Other therapists talked about their treatment plans.
"One of the most successful treatments for BED is cognitive-behavioral therapy, that is, replacing generally unconscious, irrational beliefs about food, weight, emotions, stress, appearance, and ability to self-care with rational, healthy beliefs," psychologist Karen R. Koenig, LCSW, M.Ed., told Natural News.
"To heal BED, one must learn to reconnect with one's body, feel entitled to have one's feelings, and be able to express them. In addition, distinguishing between physical hunger and emotional voids is key," added Zinn.
'You have to want to get better'
Jennifer Kelman, a licensed master social worker and certified professional coach, says that all eating disorders, including binge eating disorders, are not about food or weight.
"They are about an emotional disconnection to the self," she told Natural News. "When there is this emotional disconnect and feelings come up, they have the potential to overwhelm the individual. Binge eating is a way to 'stuff' these emotions down in an effort to avoid feeling them altogether."
She adds that eating disorders are best treated by specialists in the field, because they have a unique understanding of all aspects of the problem.
"The goal in therapy, and it can take some time, is to reconnect the individuals to their emotional life and let them experience emotion without using food as a way to avoid those emotions," she said. "Recovery is not about never having these moments again, but recognizing the triggers and feeling and dealing with the emotions so that food and body weight preoccupation don't take over."

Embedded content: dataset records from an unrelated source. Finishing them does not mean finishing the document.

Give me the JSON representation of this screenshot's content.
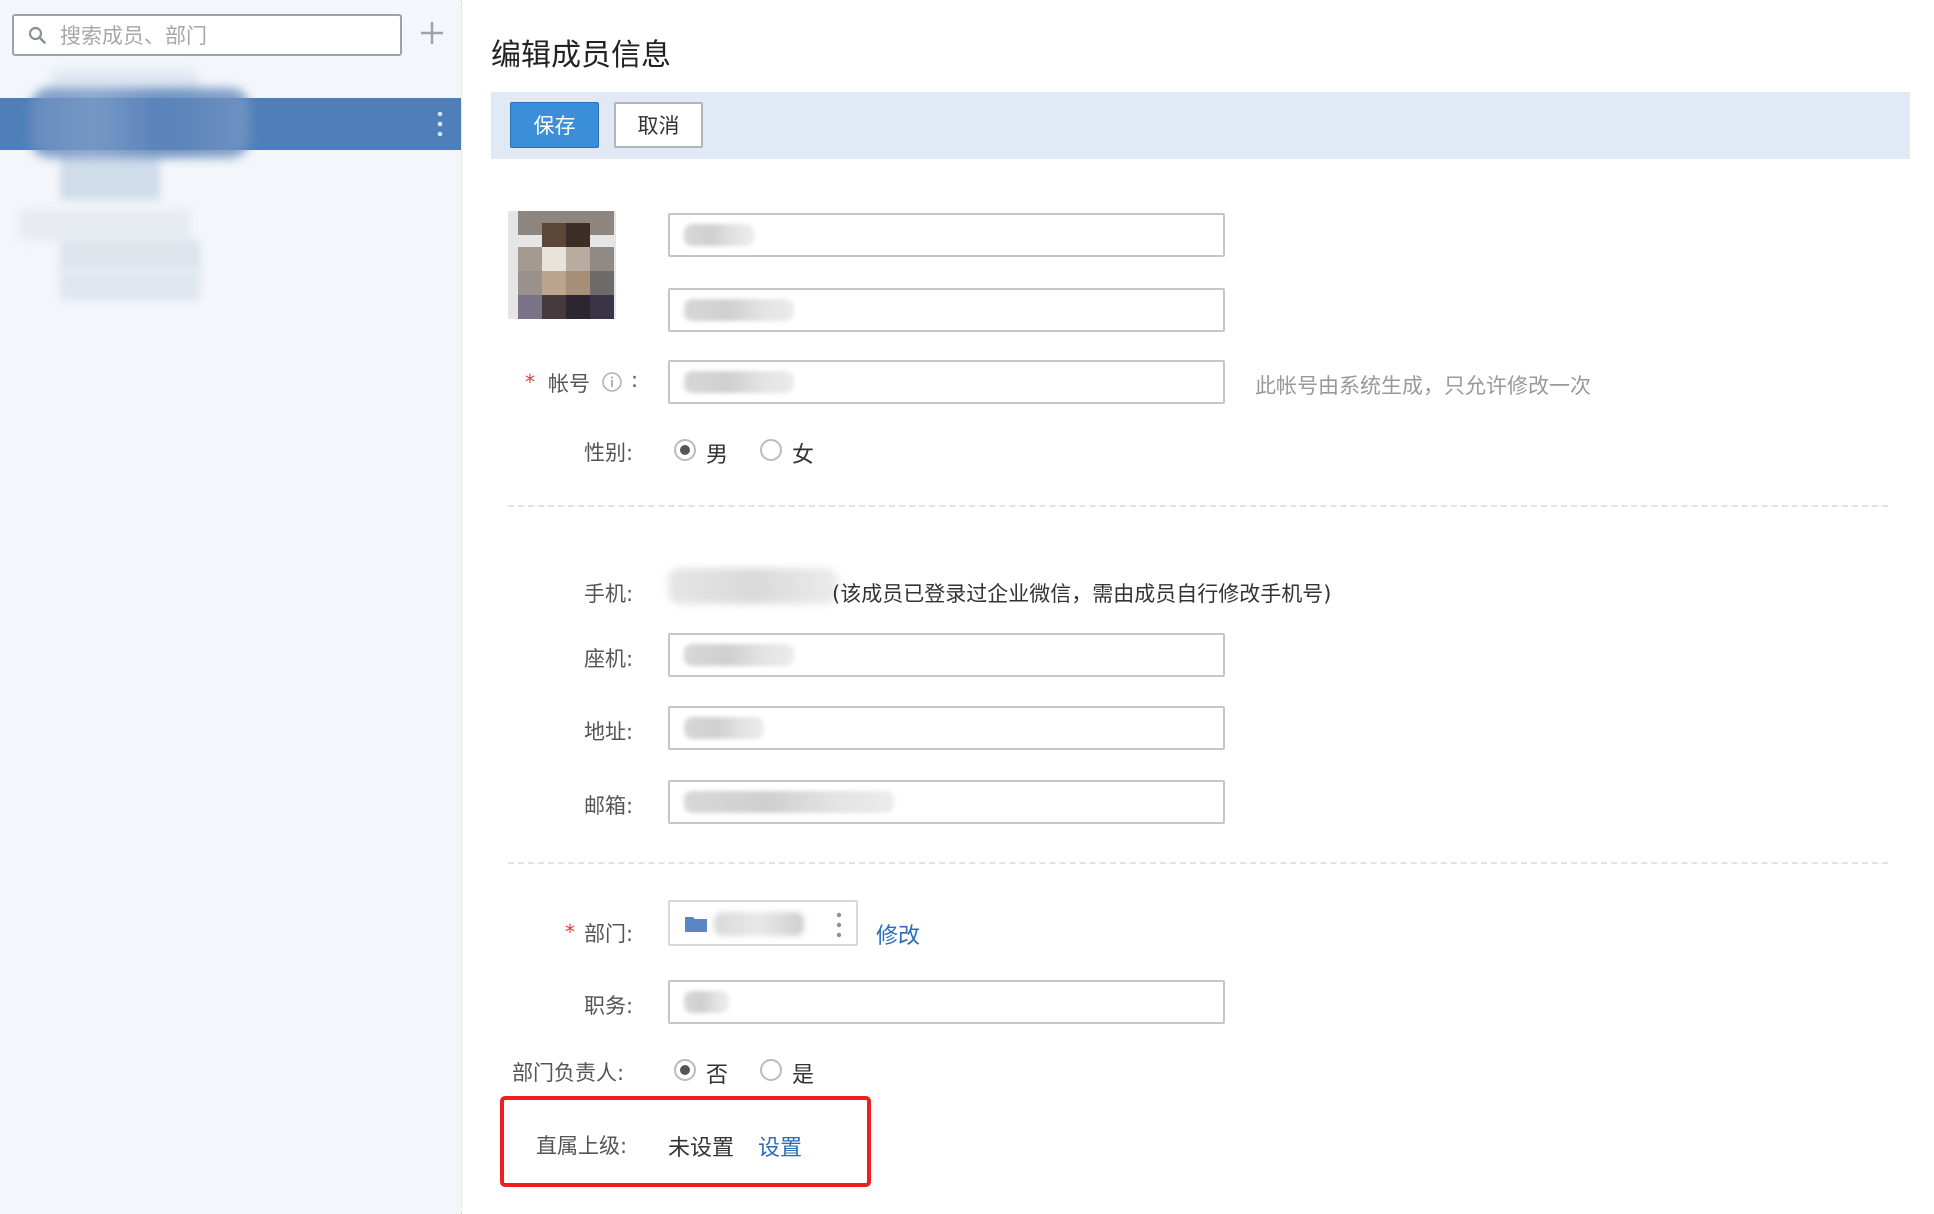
{
  "sidebar": {
    "search_placeholder": "搜索成员、部门"
  },
  "page": {
    "title": "编辑成员信息"
  },
  "toolbar": {
    "save_label": "保存",
    "cancel_label": "取消"
  },
  "form": {
    "account_label": "帐号",
    "account_hint": "此帐号由系统生成，只允许修改一次",
    "gender_label": "性别:",
    "gender_options": [
      "男",
      "女"
    ],
    "gender_selected": "男",
    "mobile_label": "手机:",
    "mobile_note": "(该成员已登录过企业微信，需由成员自行修改手机号)",
    "landline_label": "座机:",
    "address_label": "地址:",
    "email_label": "邮箱:",
    "department_label": "部门:",
    "department_modify_link": "修改",
    "position_label": "职务:",
    "dept_head_label": "部门负责人:",
    "dept_head_options": [
      "否",
      "是"
    ],
    "dept_head_selected": "否",
    "supervisor_label": "直属上级:",
    "supervisor_value": "未设置",
    "supervisor_set_link": "设置"
  },
  "colors": {
    "primary": "#3b8fd8",
    "toolbar_bg": "#e1e9f4",
    "sidebar_selected": "#4f7fb8",
    "link": "#2b6cb8",
    "required": "#e23a3a",
    "highlight_border": "#f01f1f"
  }
}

Jared Scherz, Ph.D., a clinical psychologist in Mt. Laurel, N.J., said in an email to Natural News: "Therapy with me is about a relationship in which the therapist cares for, lends their awareness to, and helps to mobilize the client's resources. Gestalt therapy is about helping a person become more whole, by bringing the parts together to form a more cohesive whole. For people with eating disorders, this generally means helping them to incorporate their body, as opposed to treating it like an unwelcomed intruder."
Kramer says that "early intervention" works best. She also said that, because an eating disorder is an addiction, there can be relapses, even after successful treatment.
But, she added, there are varying degrees of relapse. For instance, a once-off binge might be just that -- a one-time occurrence. But a full-on return to a patient's old overindulgent ways is what she and other experts would consider more of a setback.